Todo pecado quiebra la unidad. La corrección al hermano, motivada y nutrida de caridad, busca justamente eso: contribuir a restablecer la unidad. En primer lugar, la de su propio corazón. Para ello, como nos enseña nuestra fe, el Señor Jesús nos ha dejado el maravilloso don de la confesión sacramental que restaura la comunión con Dios, con uno mismo y con el Cuerpo de Cristo. Si por el contrario, nuestra corrección se alimenta de cualquier intención impura, alejada de la caridad, lejos de ayudar al hermano y de contribuir a restaurar la unidad introducirá la ruptura en nuestro propio corazón y la acrecentará en el cuerpo. San Pablo es muy claro: «La caridad no obra el mal al prójimo. La caridad por tanto es la plenitud de la ley» (Rom 13,10).
¡Cuánto necesitamos vivir el Evangelio! Con qué facilidad podemos caer en el juicio fácil, en la ligereza de opinión, en la falta de caridad.
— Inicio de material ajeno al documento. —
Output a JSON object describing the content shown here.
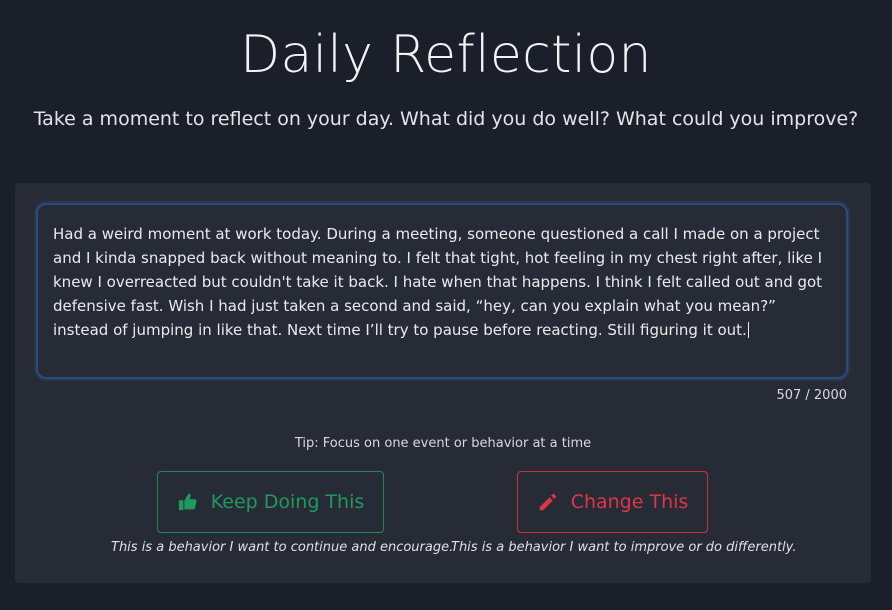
{
  "header": {
    "title": "Daily Reflection",
    "subtitle": "Take a moment to reflect on your day. What did you do well? What could you improve?"
  },
  "reflection": {
    "text": "Had a weird moment at work today. During a meeting, someone questioned a call I made on a project and I kinda snapped back without meaning to. I felt that tight, hot feeling in my chest right after, like I knew I overreacted but couldn't take it back. I hate when that happens. I think I felt called out and got defensive fast. Wish I had just taken a second and said, “hey, can you explain what you mean?” instead of jumping in like that. Next time I’ll try to pause before reacting. Still figuring it out.",
    "char_count": "507 / 2000"
  },
  "tip": "Tip: Focus on one event or behavior at a time",
  "actions": {
    "keep": {
      "label": "Keep Doing This",
      "icon": "thumbs-up-icon",
      "caption": "This is a behavior I want to continue and encourage.",
      "color": "#1f9a5e"
    },
    "change": {
      "label": "Change This",
      "icon": "pencil-icon",
      "caption": "This is a behavior I want to improve or do differently.",
      "color": "#de3646"
    }
  },
  "colors": {
    "background": "#1b1f29",
    "card": "#272b36",
    "focus_border": "#2c4a7c"
  }
}
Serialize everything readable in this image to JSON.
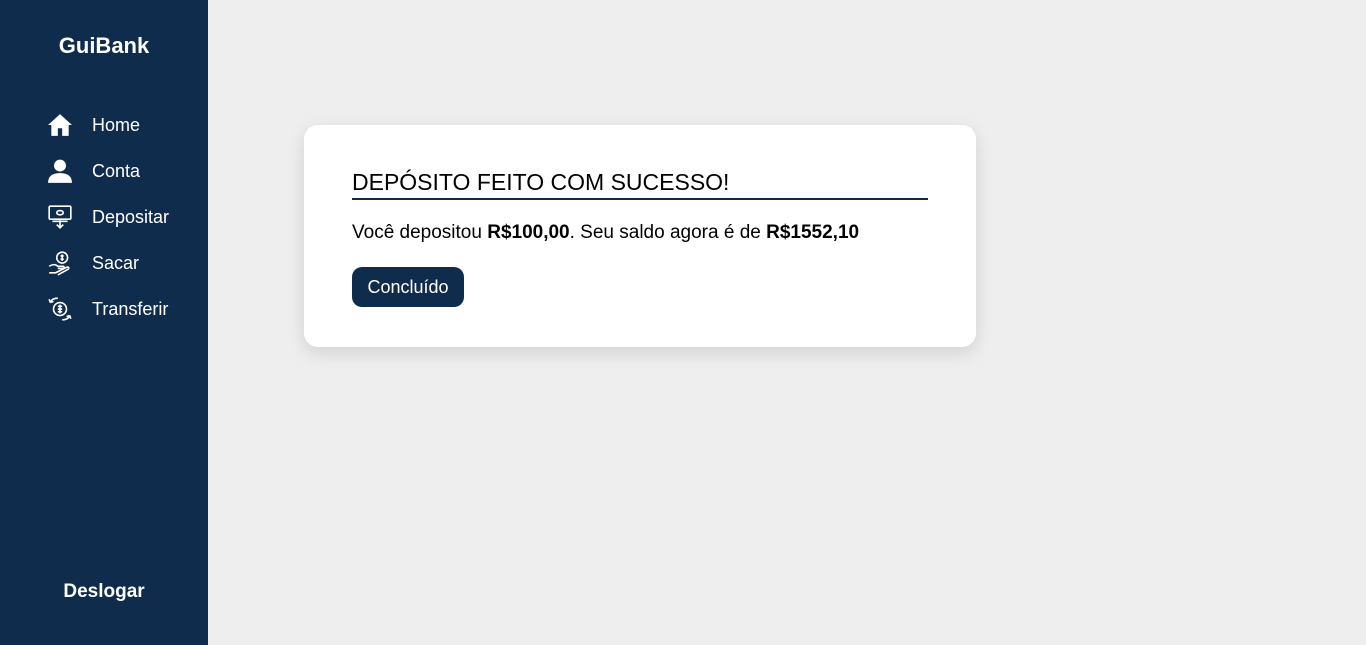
{
  "sidebar": {
    "brand": "GuiBank",
    "items": [
      {
        "label": "Home",
        "icon": "home-icon"
      },
      {
        "label": "Conta",
        "icon": "user-icon"
      },
      {
        "label": "Depositar",
        "icon": "deposit-icon"
      },
      {
        "label": "Sacar",
        "icon": "withdraw-icon"
      },
      {
        "label": "Transferir",
        "icon": "transfer-icon"
      }
    ],
    "logout": "Deslogar"
  },
  "modal": {
    "title": "DEPÓSITO FEITO COM SUCESSO!",
    "text_prefix": "Você depositou ",
    "amount": "R$100,00",
    "text_middle": ". Seu saldo agora é de ",
    "balance": "R$1552,10",
    "button": "Concluído"
  },
  "colors": {
    "sidebar_bg": "#102c4c",
    "page_bg": "#eeeeee",
    "card_bg": "#ffffff",
    "button_bg": "#102c4c"
  }
}
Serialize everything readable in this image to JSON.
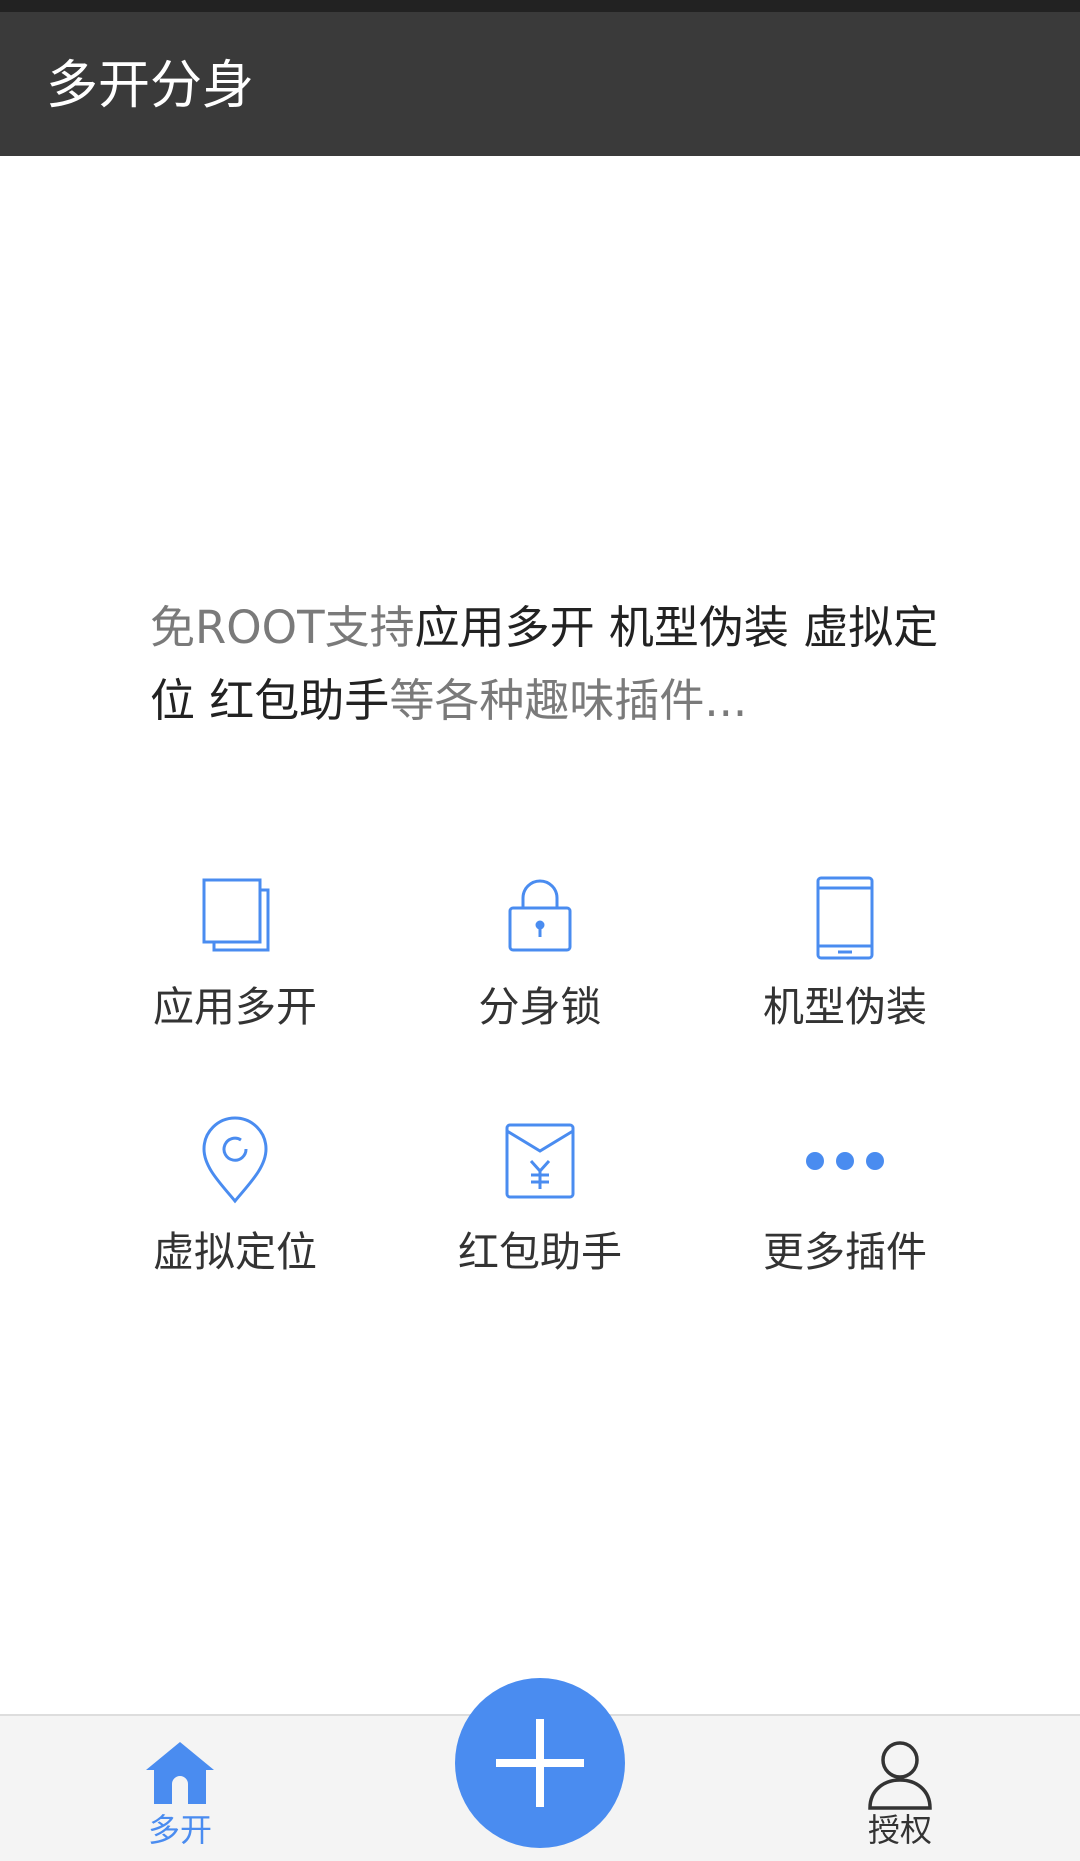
{
  "app_bar": {
    "title": "多开分身"
  },
  "intro": {
    "segments": [
      {
        "text": "免ROOT支持",
        "style": "muted"
      },
      {
        "text": "应用多开 机型伪装 虚拟定位 红包助手",
        "style": "strong"
      },
      {
        "text": "等各种趣味插件...",
        "style": "muted"
      }
    ]
  },
  "features": [
    {
      "label": "应用多开",
      "icon": "copy-icon"
    },
    {
      "label": "分身锁",
      "icon": "lock-icon"
    },
    {
      "label": "机型伪装",
      "icon": "phone-icon"
    },
    {
      "label": "虚拟定位",
      "icon": "location-pin-icon"
    },
    {
      "label": "红包助手",
      "icon": "red-envelope-icon"
    },
    {
      "label": "更多插件",
      "icon": "more-dots-icon"
    }
  ],
  "bottom_nav": {
    "home": {
      "label": "多开",
      "icon": "home-icon"
    },
    "add": {
      "icon": "plus-icon"
    },
    "auth": {
      "label": "授权",
      "icon": "user-icon"
    }
  },
  "colors": {
    "accent": "#4a8cf0",
    "app_bar": "#3a3a3a",
    "text_dark": "#222222",
    "text_muted": "#7a7a7a"
  }
}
Cuántas veces nos apartamos del camino delineado por Jesús en el Evangelio y dañamos la unidad del Cuerpo de Cristo. La Palabra de Dios nos recuerda que Él es el centro, que Él nos reúne, nos purifica, y nos une. Su Palabra es fuerte e inequívoca: «Donde están dos o tres reunidos en mi nombre, allí estoy Yo en medio de ellos». ¿Está el Señor en medio de nosotros? Si descubrimos que estamos juntos (aunque seamos muchos) pero nos falta Cristo entonces tenemos que corregir el rumbo. Si Jesús está en medio de nosotros, entonces nuestra oración será escuchada y nuestra unidad inquebrantable.